# What Is The Best....



## DavidH (Feb 24, 2003)

...lubricant for plastic. Specifically the gearchange linkages on my trusty( with a silient T) Volkswagen.

I oiled them a while ago and they have got really sticky so something seems not compatable.

Any experience?


----------



## Silver Hawk (Dec 2, 2003)

PTFE spray?









I have a couple of old cans used by Volvo dealerships....use it for lubricating plastic etc.


----------



## Griff (Feb 23, 2003)

I use air gun oil


----------



## DavidH (Feb 24, 2003)

Silver Hawk said:


> PTFE spray?
> 
> 
> 
> ...


That could be the ticket

isnt that the stuff that is dry after the solvent /carrier goes away.

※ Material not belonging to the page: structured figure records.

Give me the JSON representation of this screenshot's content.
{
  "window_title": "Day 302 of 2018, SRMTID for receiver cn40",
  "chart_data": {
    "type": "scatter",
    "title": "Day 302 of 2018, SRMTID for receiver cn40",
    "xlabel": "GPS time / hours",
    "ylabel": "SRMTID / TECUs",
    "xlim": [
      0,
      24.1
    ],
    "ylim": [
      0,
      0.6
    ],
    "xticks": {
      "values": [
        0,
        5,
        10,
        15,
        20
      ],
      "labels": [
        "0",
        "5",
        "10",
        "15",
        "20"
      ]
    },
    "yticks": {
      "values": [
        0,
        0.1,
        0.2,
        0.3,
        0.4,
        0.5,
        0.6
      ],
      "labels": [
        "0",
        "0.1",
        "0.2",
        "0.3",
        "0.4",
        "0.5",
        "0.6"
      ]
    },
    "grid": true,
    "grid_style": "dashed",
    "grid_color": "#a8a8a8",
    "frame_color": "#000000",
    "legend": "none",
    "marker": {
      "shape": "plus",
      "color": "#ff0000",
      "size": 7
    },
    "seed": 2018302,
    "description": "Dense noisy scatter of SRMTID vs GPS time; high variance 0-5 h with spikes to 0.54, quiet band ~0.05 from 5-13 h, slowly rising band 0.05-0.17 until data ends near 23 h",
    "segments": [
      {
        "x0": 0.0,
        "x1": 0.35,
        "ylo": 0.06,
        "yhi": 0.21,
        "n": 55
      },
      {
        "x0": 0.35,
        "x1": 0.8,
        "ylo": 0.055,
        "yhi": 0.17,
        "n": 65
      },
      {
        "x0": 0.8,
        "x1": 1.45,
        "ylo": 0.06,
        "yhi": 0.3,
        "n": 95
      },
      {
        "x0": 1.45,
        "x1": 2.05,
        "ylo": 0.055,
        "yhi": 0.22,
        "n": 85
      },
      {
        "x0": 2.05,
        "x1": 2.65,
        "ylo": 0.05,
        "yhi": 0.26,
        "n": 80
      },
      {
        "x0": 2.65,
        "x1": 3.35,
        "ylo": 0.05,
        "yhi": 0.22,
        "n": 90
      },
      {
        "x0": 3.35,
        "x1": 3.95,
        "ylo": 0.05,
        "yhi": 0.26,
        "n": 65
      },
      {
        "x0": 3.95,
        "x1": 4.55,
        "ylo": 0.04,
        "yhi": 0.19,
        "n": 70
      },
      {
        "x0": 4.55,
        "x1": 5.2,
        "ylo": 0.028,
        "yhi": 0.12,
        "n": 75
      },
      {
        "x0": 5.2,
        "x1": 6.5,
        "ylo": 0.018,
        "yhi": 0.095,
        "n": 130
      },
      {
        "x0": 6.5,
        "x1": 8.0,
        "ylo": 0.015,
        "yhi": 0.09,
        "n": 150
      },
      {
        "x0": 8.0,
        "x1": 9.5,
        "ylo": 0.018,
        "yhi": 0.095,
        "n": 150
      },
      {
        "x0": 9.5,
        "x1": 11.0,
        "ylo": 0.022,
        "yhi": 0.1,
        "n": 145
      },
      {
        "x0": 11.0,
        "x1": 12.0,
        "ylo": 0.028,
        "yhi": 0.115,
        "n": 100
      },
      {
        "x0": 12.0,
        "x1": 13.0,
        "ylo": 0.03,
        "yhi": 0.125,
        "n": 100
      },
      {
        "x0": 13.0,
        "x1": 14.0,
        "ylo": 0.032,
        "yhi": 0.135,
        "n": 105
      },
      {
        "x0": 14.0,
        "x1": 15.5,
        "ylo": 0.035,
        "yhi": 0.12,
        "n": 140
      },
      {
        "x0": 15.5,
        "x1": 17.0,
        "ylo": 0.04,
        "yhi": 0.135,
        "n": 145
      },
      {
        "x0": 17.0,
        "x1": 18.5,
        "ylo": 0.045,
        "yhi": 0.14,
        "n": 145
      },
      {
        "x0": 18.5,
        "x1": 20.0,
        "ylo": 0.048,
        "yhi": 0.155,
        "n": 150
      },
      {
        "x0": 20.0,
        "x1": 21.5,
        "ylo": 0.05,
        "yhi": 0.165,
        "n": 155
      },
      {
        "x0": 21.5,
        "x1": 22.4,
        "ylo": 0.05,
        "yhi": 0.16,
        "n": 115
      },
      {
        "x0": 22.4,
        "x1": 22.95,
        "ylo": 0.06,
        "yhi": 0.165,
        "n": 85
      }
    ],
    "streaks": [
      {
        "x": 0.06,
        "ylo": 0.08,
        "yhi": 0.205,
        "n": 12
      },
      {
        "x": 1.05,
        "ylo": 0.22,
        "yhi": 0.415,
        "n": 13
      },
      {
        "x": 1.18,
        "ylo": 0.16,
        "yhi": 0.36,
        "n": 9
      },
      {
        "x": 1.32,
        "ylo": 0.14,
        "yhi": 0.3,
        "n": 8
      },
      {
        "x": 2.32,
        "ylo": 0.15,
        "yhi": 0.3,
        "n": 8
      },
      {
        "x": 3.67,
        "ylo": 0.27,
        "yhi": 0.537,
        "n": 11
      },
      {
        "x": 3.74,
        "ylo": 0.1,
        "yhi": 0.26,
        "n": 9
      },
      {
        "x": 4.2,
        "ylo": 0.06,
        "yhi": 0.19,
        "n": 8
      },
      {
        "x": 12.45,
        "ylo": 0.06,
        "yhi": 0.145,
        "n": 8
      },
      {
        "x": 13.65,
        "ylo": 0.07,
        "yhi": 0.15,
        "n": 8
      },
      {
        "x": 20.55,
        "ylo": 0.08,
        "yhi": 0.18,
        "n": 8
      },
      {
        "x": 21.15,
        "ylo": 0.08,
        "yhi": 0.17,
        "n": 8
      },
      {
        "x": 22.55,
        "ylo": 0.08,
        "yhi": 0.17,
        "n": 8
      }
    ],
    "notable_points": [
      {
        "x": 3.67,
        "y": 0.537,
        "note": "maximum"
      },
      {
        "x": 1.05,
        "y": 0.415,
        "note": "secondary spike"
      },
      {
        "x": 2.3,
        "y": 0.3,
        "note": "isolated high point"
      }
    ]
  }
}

Every factory is bound to have some hidden away somewhere, along with the jumbo box of batteries and hacksaw blades.

Just got to find it now


----------



## pg tips (May 16, 2003)

theres a product that comes in a spray can called white grease that is usually used for this sort of thing. Failing that a silicone based lubricant is ok for plastic (ky jelly or vasaline







would probably work as well)


----------



## Boxbrownie (Aug 11, 2005)

Not vaseline...its petroleum based and will harm most plastics, stick to a PTFE or silicone based lubricant.

Best regards David


----------



## JonF (Aug 26, 2005)

Lithium grease. Totally safe on plastics and rubber, so won't stick up the gear lever shroud if you get any on it.


----------